Avinash Rajagopal: Can you explain the theme for the Istanbul Design Biennial, “A School of Schools”?

Jan Boelen: Yes. So, I always ask myself, is there a need to do a project like the Biennial? And if the Istanbul Design Biennial wants to take part in an international discussion, what could that be? The best thing that I could do, what I think is needed today in the design discourse, is to raise a discussion on design education as such. For me, that’s a very important topic, mainly because I see quite a lot of international students from different schools applying at the Design Academy Eindhoven. Ninety-nine years after the Bauhaus, schools are still letting their students present objects and products that are more of the same, and there are a lot of the same solutions that created the problems and the situation we are in. We have to rethink the systems that are around us and that means also rethinking education. That’s why I thought if there was any urgency today it was to address design education at large.

Biennials tend to be obsessed with professional practice. Is there a reason why Istanbul is particularly suitable for a Biennial focused on education?

Yes, of course. In Turkey, especially given the political situation, designers feel disconnected from the international discourse. In a school, or in this school of schools, you can bring different people together to build a new possible future. So, that is certainly one of the urgencies I found in Istanbul itself.

The Istanbul Design Biennial is an initiative of IKSV, the same organization that is also setting up the art biennial, theater festival, film festival. So it’s this cultural institution that instigates the biennial, which is fundamentally different from all the other design events, where most of the events are commercial or have other starting points, you could say.
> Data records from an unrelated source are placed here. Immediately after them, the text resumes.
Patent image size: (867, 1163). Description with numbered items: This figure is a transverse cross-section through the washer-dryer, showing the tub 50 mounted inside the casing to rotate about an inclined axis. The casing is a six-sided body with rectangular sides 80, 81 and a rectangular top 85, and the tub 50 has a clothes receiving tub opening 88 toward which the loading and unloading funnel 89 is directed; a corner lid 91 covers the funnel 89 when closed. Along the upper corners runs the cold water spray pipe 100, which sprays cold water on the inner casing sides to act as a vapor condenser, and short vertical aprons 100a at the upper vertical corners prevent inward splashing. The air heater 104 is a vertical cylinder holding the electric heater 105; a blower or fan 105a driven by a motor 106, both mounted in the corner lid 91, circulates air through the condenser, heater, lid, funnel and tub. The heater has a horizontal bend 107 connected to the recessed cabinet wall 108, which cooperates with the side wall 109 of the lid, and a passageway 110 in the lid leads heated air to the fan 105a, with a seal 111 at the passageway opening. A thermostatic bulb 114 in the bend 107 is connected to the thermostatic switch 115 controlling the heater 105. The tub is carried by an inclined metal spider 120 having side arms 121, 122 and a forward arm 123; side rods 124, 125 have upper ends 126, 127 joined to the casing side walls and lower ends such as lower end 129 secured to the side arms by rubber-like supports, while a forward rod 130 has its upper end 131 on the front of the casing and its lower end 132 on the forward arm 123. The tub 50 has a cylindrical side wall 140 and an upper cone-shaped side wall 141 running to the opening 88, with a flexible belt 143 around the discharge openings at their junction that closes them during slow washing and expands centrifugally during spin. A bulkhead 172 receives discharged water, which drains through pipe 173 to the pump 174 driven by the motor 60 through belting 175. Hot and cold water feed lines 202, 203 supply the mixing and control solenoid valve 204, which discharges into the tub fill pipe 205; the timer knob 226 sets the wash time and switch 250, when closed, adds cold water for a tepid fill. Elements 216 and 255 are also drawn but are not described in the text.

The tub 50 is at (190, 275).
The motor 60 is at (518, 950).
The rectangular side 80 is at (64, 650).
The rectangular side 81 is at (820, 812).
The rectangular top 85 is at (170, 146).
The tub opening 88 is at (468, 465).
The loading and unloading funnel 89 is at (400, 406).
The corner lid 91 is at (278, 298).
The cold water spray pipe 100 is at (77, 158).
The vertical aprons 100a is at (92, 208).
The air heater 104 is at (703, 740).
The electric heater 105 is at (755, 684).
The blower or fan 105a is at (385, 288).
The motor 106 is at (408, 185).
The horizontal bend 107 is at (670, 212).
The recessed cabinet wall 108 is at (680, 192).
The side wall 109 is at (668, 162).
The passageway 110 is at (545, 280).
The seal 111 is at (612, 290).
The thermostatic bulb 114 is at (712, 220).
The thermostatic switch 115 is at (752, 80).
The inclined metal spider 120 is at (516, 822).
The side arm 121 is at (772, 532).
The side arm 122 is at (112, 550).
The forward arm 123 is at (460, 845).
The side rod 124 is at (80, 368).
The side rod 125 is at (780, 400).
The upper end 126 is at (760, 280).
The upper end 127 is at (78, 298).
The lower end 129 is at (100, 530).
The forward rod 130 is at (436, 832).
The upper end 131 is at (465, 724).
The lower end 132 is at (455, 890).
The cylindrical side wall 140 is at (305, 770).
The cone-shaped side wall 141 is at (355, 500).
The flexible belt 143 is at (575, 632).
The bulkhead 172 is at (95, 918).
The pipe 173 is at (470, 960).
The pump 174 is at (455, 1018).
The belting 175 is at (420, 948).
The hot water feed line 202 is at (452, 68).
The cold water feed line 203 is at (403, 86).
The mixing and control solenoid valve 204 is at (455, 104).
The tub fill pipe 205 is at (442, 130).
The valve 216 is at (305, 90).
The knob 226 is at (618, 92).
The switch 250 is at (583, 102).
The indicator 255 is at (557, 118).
Jan Boelen Istanbul Design Biennial
Map of the geographical distribution of the “Most Important Plants Yielding Food.” Courtesy Keith Johnston

You were involved with BIO 50, which was a great example of an event centered not around exhibitions, but around team building and workshops. We definitely see some of that in your proposal for Istanbul. Why did you want people to come together as part of an activity rather than as part of an exhibition?

For me, designing is an active mode. It’s dynamic, it’s a process, rather than just a product. And so I think prototyping, testing, trial and error are very interesting tools to set up discussions around certain topics. So what we want to do is to create eight very ambiguous themes. It’s not a super managed process, but more something that evolves.
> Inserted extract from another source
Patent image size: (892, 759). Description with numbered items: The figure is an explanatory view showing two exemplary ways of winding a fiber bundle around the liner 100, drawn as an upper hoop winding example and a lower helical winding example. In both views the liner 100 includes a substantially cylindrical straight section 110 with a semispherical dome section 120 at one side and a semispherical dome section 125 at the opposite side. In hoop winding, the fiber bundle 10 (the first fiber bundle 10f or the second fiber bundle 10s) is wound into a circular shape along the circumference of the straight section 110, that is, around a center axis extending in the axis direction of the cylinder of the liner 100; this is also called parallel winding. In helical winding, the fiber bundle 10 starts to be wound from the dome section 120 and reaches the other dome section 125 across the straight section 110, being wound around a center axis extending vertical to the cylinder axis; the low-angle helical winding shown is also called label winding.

In addition to inviting people to create workshops, lectures, and other situations of learning, you have an open call for learners.

I’m looking for people who want to participate and exchange knowledge, and we will match the learners with the schools. We want to bring a variety of people together: not only in terms of local and international, but also in terms of professional backgrounds. Not only designers that are working with other designers, but programmers, coders, engineers, sociologists, art historians, critics working together around projects with people from different generations, different genders. Ambiguity, uncertainty, and variety are the key elements to make something into a successful collaboration.
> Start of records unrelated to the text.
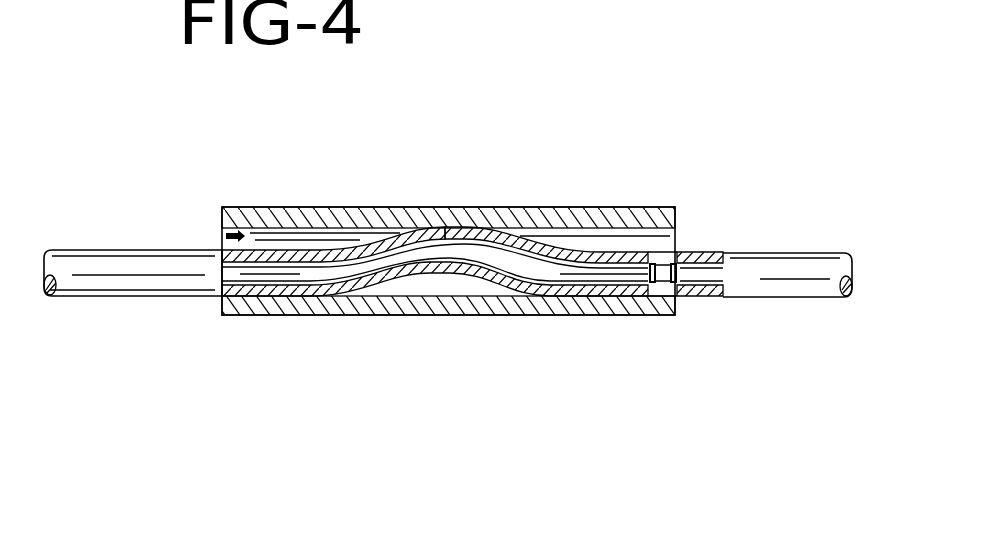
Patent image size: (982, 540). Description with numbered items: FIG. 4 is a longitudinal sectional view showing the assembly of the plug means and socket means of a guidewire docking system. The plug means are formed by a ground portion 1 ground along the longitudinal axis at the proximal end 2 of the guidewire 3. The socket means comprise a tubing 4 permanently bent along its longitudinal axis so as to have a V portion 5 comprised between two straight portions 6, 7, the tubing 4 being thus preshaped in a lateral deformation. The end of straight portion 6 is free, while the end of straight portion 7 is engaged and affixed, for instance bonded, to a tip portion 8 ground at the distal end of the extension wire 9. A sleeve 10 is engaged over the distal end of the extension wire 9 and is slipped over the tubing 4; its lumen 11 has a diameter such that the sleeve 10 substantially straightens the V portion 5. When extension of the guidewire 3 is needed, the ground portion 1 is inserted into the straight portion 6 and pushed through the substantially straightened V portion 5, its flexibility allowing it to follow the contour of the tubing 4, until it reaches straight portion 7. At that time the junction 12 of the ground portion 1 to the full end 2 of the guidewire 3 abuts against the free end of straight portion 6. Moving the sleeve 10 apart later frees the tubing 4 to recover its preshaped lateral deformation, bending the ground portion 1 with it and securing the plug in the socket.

The ground portion 1 is at (316, 270).
The proximal end 2 is at (204, 307).
The guidewire 3 is at (88, 262).
The tubing 4 is at (541, 238).
The V portion 5 is at (488, 279).
The straight portion 6 is at (287, 254).
The straight portion 7 is at (646, 250).
The tip portion 8 is at (703, 278).
The extension wire 9 is at (786, 262).
The sleeve 10 is at (427, 212).
The lumen 11 is at (222, 232).
The junction 12 is at (233, 290).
Does your experience at the head of the Social Design program at DAE play into this?

I don’t really believe in social design as such. I believe in design where several aspects, like from technology to economical aspects to cultural, social, environmental issues are integrated and are taken care of. But they fit to the design question or the need that was formulated in the beginning. I see too much the lack of thinking around why something was made. The “why was it done?” is forgotten. Especially in a world where the technological and the economical logic have kind of self-fulfilling power—as the architect Cedric Price said, “If technology is the answer, what was the question again?” You can also ask: “If profit is the answer, what was the question again? “

The school is a very interesting place where the market—as if there is a market, by the way—and these kinds of elements don’t have to play a role directly, but can be connected, as in a laboratory. That also fits into the cultural environment that the Biennial is.

What do you think designers or design educators can hope to learn from this exercise?

What I want to discover is, what kind of skills can we learn? How can we learn a certain attitude to deal with reality? Design has the enormous potential to create products that deal with our reality. This productive mode is necessary—to construct and make your own reality rather than becoming a consumer and a slave of reality. But if we are still dreaming of a reality that we can construct ourselves, then what are the skills that we need to know and to be in control of?